Macs are built with the same commodity components as PCs these dayss. They are not better. Only difference is that as Apple's manufacturing costs have gone down because of cheaper components, they have raised their prices to their customers instead of lower them like every other sensible computer maker has done.
//Only one virus 17 years ago, not one cent went to anti-virus software.//
I've spent not one dime on AV since 2001 -- not as long as your 17 years, but there are good, free, A/V softwares out there (AVG, Clam, Antivir, etc.) for Windows.
// I spend 99% of my lifetime using the computer instead of it using using me. //
99% of yer life has been spent in front a computer? You need to get out more.




Member since:
2006-01-08
Apparently your not comfortable enough being a "early adopter" of new products, not everyone is.
I used Apple's products for over 21 years and I can tell you their products and customer support is above whatever else is available in the computer industry.
Sometimes you might get a person on a bad day, sometimes you may get a glitchy product, but in my experience it's rare and not widespread whatsoever.
In 21 years I only had a few hard drives and mice die on me. Only one virus 17 years ago, not one cent went to anti-virus software. I spend 99% of my lifetime using the computer instead of it using using me.

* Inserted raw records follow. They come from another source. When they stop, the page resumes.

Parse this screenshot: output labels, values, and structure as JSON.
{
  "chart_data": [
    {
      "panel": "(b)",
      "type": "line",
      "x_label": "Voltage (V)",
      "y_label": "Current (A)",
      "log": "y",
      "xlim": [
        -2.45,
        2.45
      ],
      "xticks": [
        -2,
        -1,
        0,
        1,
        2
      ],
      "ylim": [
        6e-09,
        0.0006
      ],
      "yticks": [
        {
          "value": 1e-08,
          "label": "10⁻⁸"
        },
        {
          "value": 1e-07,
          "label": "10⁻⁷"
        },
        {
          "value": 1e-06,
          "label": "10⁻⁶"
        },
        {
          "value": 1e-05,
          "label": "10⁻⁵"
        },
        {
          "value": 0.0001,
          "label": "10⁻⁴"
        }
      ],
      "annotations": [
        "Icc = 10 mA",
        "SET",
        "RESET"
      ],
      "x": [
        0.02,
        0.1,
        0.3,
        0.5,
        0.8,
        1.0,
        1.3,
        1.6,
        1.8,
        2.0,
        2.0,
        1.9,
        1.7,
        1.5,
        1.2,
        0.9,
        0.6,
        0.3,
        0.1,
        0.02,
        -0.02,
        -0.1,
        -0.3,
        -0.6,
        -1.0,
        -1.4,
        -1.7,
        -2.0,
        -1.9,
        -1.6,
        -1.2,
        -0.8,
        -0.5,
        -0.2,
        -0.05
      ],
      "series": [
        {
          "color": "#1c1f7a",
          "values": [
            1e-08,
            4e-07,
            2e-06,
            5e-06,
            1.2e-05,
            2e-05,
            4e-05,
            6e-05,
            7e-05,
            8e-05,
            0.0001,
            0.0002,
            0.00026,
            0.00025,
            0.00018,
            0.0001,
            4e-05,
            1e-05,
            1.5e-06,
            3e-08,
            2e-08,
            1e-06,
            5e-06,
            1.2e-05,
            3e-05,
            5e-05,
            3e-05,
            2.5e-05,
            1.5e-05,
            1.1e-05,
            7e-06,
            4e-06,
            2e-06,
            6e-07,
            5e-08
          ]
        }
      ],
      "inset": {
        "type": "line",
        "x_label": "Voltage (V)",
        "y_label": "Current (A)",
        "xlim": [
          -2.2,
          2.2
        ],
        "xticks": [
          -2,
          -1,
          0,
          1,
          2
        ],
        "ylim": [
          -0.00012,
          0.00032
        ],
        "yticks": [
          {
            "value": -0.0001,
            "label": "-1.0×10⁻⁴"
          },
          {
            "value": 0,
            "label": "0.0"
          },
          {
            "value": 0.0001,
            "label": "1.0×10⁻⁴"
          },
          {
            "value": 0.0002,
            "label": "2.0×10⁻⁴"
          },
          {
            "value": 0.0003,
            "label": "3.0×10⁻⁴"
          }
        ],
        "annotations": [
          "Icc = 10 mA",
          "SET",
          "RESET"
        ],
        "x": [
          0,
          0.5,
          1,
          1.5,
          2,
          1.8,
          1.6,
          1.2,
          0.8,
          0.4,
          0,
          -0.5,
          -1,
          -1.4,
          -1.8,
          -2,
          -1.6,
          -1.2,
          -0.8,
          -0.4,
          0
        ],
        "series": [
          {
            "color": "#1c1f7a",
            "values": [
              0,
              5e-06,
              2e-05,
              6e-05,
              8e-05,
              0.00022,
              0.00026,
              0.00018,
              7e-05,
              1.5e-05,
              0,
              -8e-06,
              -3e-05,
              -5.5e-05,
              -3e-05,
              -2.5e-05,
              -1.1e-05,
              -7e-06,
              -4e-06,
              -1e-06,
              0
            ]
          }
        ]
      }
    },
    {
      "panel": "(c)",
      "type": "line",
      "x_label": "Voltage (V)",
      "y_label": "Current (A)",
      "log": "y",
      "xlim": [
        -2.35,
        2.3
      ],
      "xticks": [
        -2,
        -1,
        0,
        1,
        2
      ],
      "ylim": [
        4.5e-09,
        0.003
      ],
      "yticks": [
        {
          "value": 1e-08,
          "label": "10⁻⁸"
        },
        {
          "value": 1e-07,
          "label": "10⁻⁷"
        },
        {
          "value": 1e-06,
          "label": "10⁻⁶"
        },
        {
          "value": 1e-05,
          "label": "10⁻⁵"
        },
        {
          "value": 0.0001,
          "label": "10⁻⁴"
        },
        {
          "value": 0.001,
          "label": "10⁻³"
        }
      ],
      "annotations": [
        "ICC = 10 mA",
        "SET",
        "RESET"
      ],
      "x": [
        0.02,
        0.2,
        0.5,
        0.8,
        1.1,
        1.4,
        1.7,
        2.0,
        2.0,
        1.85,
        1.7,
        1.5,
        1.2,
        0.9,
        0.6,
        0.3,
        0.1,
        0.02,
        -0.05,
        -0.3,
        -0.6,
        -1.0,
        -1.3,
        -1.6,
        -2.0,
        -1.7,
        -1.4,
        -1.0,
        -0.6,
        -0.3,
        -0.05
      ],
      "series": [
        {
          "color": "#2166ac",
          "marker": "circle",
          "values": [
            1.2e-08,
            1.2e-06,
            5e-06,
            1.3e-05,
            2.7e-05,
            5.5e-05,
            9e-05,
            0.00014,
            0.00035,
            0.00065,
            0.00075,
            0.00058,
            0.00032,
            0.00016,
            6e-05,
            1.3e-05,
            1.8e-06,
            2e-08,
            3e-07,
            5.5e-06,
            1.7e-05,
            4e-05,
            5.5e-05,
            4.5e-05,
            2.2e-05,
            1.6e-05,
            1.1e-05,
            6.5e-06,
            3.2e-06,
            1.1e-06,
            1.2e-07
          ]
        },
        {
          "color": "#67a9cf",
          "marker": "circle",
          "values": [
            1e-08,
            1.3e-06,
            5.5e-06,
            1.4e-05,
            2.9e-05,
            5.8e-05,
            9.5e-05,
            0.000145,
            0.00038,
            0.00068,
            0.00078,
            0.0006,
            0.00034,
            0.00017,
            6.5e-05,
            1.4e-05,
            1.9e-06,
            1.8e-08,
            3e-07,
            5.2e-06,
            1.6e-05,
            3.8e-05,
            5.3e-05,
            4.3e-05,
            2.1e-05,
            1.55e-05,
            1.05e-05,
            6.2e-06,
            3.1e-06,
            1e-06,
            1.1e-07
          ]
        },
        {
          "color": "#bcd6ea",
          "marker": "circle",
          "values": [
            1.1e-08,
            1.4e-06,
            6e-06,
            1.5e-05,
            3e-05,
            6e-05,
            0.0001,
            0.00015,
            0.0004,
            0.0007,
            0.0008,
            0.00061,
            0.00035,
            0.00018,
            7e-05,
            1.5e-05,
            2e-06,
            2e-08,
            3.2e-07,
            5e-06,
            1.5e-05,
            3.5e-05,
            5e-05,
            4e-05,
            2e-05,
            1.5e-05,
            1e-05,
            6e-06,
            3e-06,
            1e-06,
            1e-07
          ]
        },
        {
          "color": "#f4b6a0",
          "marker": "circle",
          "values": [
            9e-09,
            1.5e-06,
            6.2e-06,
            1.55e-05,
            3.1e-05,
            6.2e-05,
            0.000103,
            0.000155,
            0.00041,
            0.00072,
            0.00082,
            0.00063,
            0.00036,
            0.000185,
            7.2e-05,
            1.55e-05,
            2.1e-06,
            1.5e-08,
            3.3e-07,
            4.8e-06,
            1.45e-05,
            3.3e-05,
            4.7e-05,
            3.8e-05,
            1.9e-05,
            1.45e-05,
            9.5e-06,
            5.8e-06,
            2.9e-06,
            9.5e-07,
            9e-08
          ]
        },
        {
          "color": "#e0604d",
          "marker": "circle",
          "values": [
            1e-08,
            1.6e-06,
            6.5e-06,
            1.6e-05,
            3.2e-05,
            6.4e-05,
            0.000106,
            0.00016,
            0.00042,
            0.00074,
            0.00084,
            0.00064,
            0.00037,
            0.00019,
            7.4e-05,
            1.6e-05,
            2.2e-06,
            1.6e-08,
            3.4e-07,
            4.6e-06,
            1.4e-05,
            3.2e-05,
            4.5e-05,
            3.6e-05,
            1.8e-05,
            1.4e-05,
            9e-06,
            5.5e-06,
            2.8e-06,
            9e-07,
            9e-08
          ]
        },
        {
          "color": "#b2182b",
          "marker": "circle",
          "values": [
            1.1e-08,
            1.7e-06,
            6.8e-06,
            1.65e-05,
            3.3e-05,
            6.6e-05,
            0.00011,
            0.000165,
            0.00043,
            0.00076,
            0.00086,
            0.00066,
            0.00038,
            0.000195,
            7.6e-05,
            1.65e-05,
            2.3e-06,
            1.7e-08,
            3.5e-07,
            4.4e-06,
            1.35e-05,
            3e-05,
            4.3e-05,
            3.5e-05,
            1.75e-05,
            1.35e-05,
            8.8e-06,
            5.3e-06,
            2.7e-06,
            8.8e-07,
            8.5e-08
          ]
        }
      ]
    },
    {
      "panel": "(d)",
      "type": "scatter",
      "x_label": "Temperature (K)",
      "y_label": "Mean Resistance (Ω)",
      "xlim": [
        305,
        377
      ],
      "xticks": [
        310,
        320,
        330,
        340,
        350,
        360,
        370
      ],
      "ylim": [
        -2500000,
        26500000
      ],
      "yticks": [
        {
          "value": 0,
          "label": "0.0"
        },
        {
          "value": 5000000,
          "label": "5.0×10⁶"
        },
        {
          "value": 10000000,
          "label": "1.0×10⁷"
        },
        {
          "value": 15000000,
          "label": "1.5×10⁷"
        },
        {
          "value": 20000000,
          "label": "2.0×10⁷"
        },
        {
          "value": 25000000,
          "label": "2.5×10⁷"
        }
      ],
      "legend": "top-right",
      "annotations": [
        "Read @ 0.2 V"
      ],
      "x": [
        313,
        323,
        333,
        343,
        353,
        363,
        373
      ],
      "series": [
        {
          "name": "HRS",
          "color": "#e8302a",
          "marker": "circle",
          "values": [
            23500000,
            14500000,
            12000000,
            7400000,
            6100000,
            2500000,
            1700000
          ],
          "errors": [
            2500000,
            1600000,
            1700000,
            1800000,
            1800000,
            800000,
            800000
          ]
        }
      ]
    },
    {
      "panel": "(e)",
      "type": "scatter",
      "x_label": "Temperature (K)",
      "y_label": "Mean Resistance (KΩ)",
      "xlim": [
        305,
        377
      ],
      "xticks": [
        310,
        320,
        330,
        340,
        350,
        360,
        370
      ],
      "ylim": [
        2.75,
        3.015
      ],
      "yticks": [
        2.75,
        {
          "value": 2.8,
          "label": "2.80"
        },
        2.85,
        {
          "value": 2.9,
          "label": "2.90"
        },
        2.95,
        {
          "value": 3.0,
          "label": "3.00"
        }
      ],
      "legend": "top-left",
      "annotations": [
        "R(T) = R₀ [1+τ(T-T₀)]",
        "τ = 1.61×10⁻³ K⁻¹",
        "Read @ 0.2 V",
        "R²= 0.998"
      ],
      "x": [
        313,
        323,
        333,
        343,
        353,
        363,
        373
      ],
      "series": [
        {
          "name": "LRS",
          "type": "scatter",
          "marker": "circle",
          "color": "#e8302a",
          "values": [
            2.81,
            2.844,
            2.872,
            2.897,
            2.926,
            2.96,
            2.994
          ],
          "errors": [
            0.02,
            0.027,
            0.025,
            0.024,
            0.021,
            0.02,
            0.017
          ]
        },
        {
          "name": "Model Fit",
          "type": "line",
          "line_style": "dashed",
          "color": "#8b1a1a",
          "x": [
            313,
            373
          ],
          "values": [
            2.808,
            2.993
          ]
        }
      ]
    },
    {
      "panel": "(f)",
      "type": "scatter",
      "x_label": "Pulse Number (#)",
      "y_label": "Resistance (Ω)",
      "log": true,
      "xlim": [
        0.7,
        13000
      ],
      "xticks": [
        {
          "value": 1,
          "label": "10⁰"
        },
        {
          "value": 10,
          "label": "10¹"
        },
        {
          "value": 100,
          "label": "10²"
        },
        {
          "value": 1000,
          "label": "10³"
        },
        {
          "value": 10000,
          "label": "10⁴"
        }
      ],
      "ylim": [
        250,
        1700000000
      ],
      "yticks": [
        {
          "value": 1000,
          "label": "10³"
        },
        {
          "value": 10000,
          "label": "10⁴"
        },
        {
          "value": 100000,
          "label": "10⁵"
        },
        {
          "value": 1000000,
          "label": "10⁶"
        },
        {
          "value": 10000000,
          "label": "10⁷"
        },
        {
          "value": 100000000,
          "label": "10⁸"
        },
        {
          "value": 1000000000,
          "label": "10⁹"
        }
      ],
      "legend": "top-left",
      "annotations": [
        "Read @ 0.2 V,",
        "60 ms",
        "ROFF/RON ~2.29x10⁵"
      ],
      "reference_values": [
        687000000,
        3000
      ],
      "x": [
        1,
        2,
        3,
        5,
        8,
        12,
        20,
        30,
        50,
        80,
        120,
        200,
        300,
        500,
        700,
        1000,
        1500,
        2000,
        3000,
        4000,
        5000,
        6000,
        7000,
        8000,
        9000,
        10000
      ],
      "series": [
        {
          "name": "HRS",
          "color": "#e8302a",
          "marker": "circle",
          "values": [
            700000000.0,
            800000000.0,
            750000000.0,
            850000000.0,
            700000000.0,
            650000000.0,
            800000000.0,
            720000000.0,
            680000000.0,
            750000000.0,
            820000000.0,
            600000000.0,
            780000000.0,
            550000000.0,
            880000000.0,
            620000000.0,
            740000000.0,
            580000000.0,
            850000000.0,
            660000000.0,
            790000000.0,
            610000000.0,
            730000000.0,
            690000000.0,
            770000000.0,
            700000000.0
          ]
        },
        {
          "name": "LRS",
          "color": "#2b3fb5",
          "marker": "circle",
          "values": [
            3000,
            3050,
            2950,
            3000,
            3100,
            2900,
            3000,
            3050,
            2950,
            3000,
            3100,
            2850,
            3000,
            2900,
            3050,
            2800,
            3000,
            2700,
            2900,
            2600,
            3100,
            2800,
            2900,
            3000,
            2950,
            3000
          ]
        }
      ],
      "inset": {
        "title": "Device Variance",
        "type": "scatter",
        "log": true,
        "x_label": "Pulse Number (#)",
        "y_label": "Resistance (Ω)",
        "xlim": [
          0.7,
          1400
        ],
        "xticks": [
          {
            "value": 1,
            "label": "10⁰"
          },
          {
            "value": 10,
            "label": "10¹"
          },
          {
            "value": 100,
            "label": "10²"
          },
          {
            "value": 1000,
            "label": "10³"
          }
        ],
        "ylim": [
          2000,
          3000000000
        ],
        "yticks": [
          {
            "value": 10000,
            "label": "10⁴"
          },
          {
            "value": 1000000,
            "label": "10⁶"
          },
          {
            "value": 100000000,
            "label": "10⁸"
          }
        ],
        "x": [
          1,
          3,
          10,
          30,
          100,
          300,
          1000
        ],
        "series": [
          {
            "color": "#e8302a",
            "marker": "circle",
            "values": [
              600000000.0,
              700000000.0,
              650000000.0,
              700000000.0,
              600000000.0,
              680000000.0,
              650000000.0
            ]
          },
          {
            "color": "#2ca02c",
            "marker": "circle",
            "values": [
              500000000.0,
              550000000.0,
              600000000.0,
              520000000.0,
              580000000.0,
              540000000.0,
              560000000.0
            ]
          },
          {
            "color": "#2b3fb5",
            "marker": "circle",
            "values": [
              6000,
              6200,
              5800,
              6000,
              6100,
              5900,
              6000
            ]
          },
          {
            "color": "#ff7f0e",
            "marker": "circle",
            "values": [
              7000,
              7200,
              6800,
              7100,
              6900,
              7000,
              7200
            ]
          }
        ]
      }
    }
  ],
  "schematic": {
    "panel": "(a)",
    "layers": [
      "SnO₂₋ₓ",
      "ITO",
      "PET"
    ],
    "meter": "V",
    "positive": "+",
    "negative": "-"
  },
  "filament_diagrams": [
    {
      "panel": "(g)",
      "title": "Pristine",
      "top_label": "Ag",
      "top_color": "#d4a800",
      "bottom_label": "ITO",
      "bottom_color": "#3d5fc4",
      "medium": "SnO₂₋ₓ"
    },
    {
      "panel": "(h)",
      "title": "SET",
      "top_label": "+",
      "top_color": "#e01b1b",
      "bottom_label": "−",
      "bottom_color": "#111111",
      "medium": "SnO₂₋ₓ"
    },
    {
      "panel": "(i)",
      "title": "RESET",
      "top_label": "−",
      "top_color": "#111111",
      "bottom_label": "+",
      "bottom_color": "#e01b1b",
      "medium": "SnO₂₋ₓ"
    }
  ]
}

Some machines were not up to my expectations, some needed improvement, some couldn't be improved because it would result in not putting out a product at all.
But they always worked, and worked so well that these little glitches were well worth overlooking. The other option was the abortion of a PC running Windows with daily headaches, viruses, anti-virus software hobbling CPU's, update problems etc.
So you tried a Mac and it wasn't the picture of computer nirvana you expected, fine. But your onetime experience is no way reflective of what experienced users of both platforms know.
And it just so happens PC Magazine and Consumer Reports both report the same thing. Mac's are simply better overall.